Some of what I said and believe will be unpopular with non-hunters and non-gun owners. Some of it will be unpopular with hunters and gun owners. But all of it sits well with me which is what matters I guess.
Also, there’s that lingering and perverse fear that I have where people are going to ridicule and hate and mock me in a very public forum. All the tough guy attitude, spunk, and bravado available to me still aren’t going to stop trolls and keyboard-social justice warriors, and other “better” hunters who might feel more representative of the tradition from trying to make me their whipping boy on YouTube. But I guess that’s their prerogative and not mine.

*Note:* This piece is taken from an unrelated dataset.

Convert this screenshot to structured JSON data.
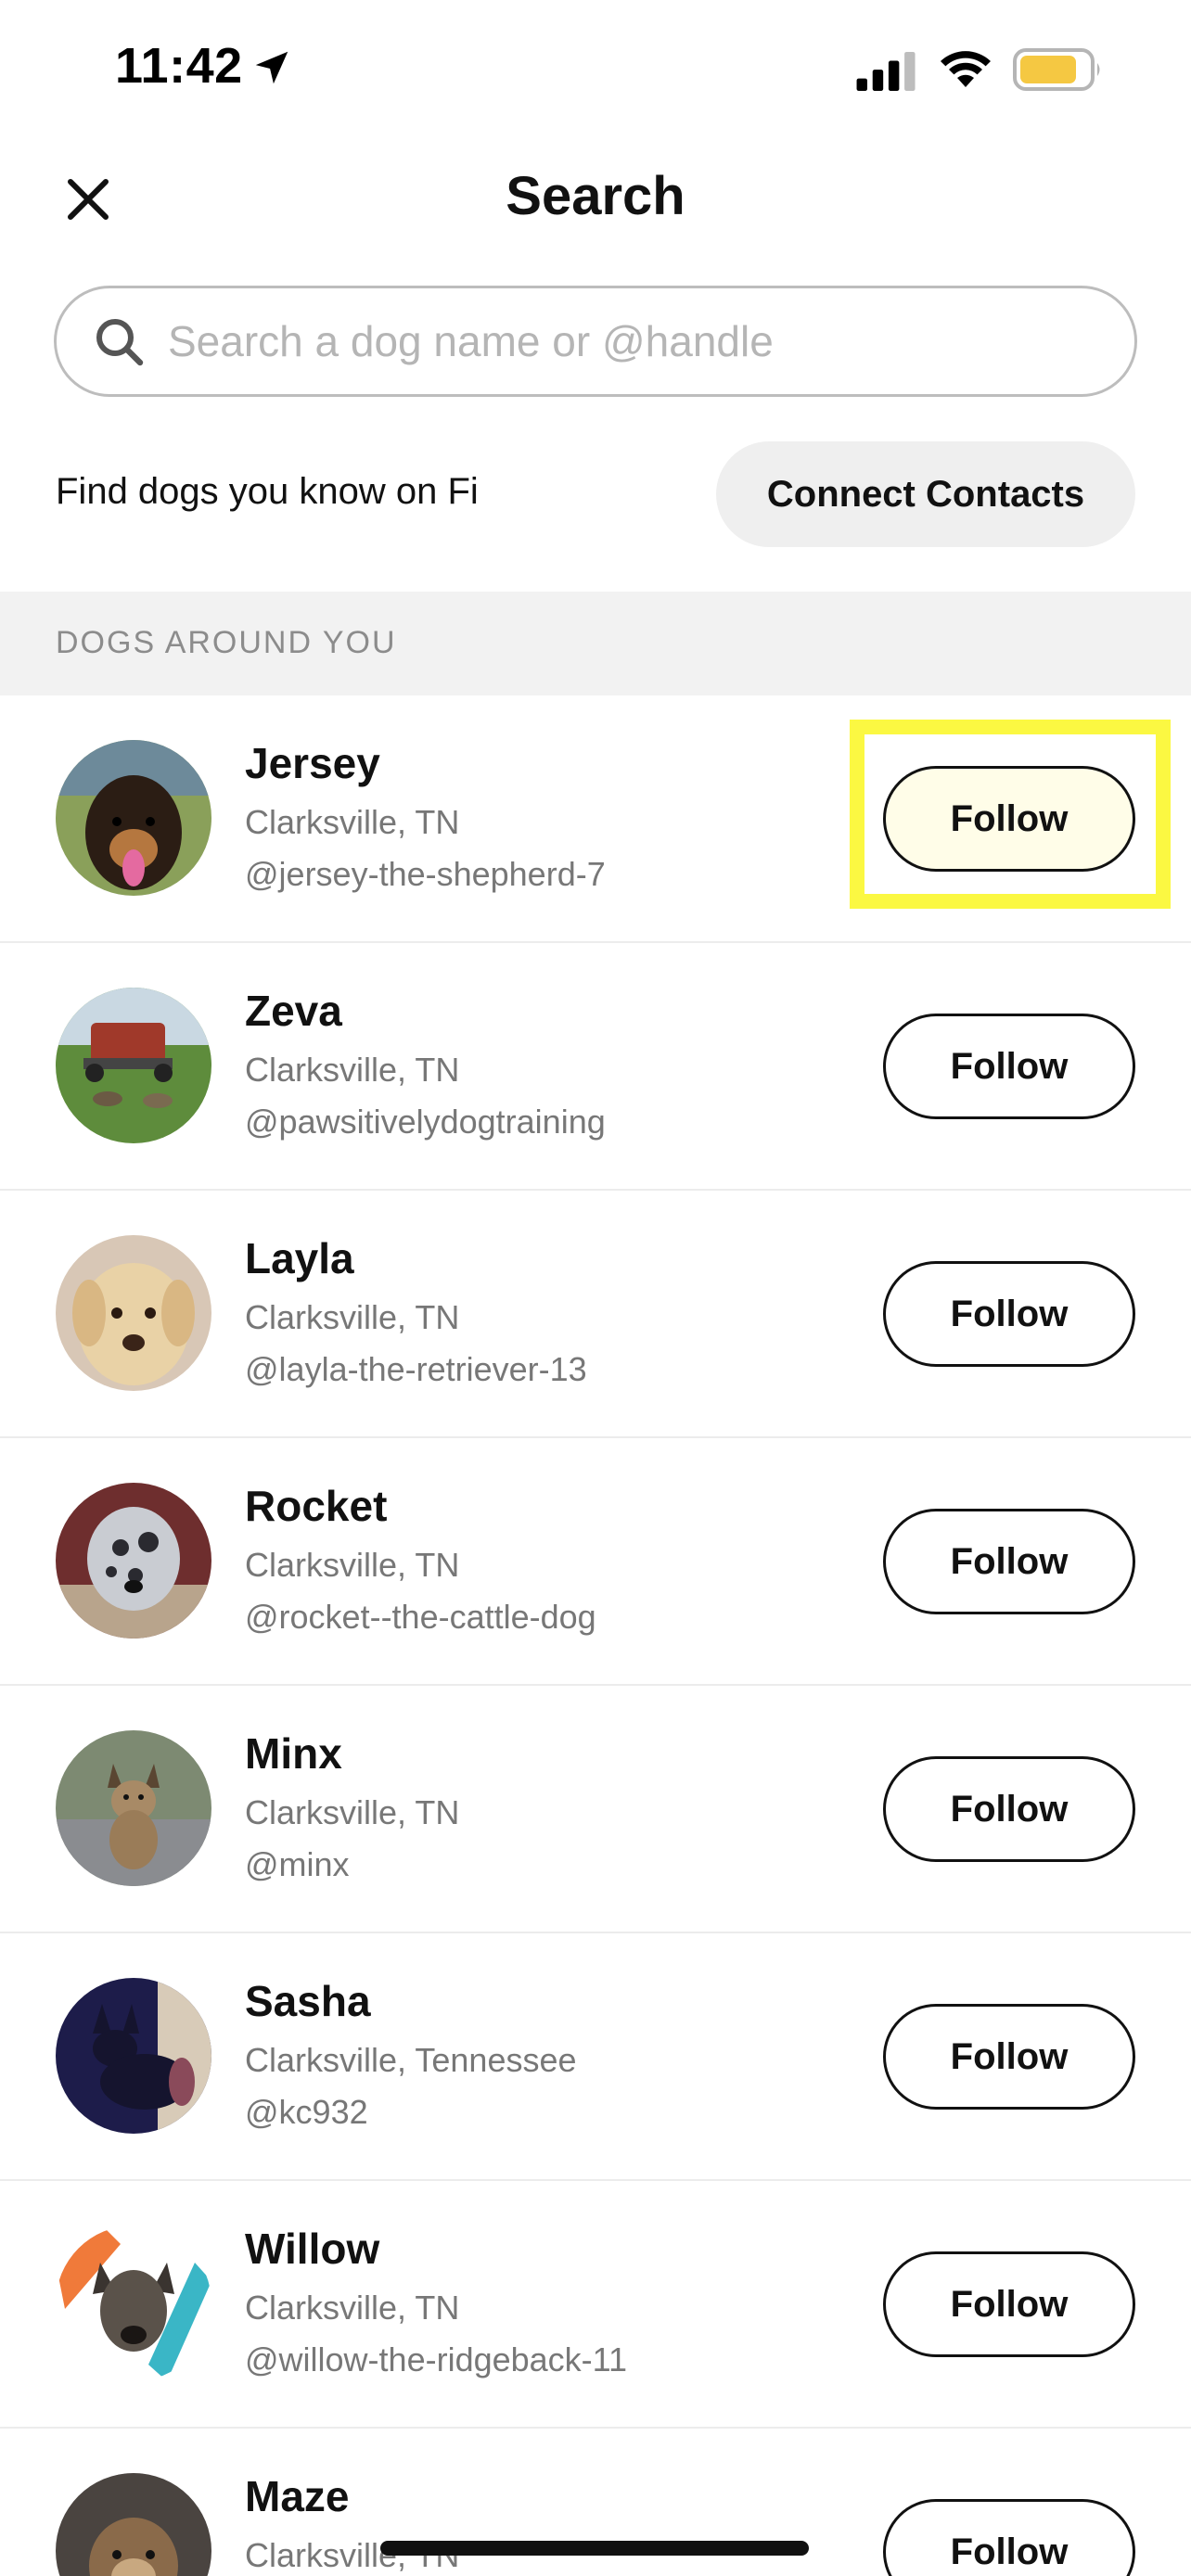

Of course I’m not looking to be a martyr for the cause (although I would be if I had to I suppose) or for personal sympathy, or kudos, or bland affirmations. Nor is this a pre-emptive disclaimer begging for kindness, forgiveness, or understanding because I waived rights to those things when I opted into this opportunity. I’m mostly just going through prose therapy or literary diarrhea or whatever this actually is. But at the heart of the matter, I’m writing this to clarify my hopes.
I’m hoping that I wasn’t too far off the mark in my opinions, hoping that I was representative of my personal ethics, and hopeful that my turkey calling was at least passable; the birds seem to like it anyhow. I’ve yet to see the finished, edited product yet but the hope (there’s that word again) is that the passion and the simple message I have does not get lost in translation or flogged to death in a comments section.
In all, the only thing I want is to represent hunting and the outdoors and my passion for both of them respectfully, humbly, and clearly. I also liked that I got to get myself a tidy new branded t-shirt with shiny dome fasteners out of the deal.
There were things that may end up on the cutting room floor. There were things I desperately wanted to share that just never came up. Thankfully, I can honestly say that I never had a moment in the whole shoot (which was amazing by the way and an experience absolutely worth any stress or backlash that may come out of it) where my internal monologue went “Uh-oh, don’t answer that” or “This sounds dumb” or “This whole premise is ridiculous and going to negatively represent hunting and hunters”.
Still, it’s over now and nothing can be done about it anyhow, even if I had contributed something incredibly stupid to the record. I knew the ‘risks’ about taking it on and did it gladly, because declining this would have led to regret and I like to live with a “what-the-hell” mentality. At best I like to think my opinions and contributions are benign and conciliatory.
For Lucas Hunter, Chef Sang Kim, my family, TagTV and all those that supported this, I quite literally cannot thank you enough. This was a once-in-a-lifetime thing and I’m truly glad I did it. For those that want to actually see it, we’ll post the details once they come available.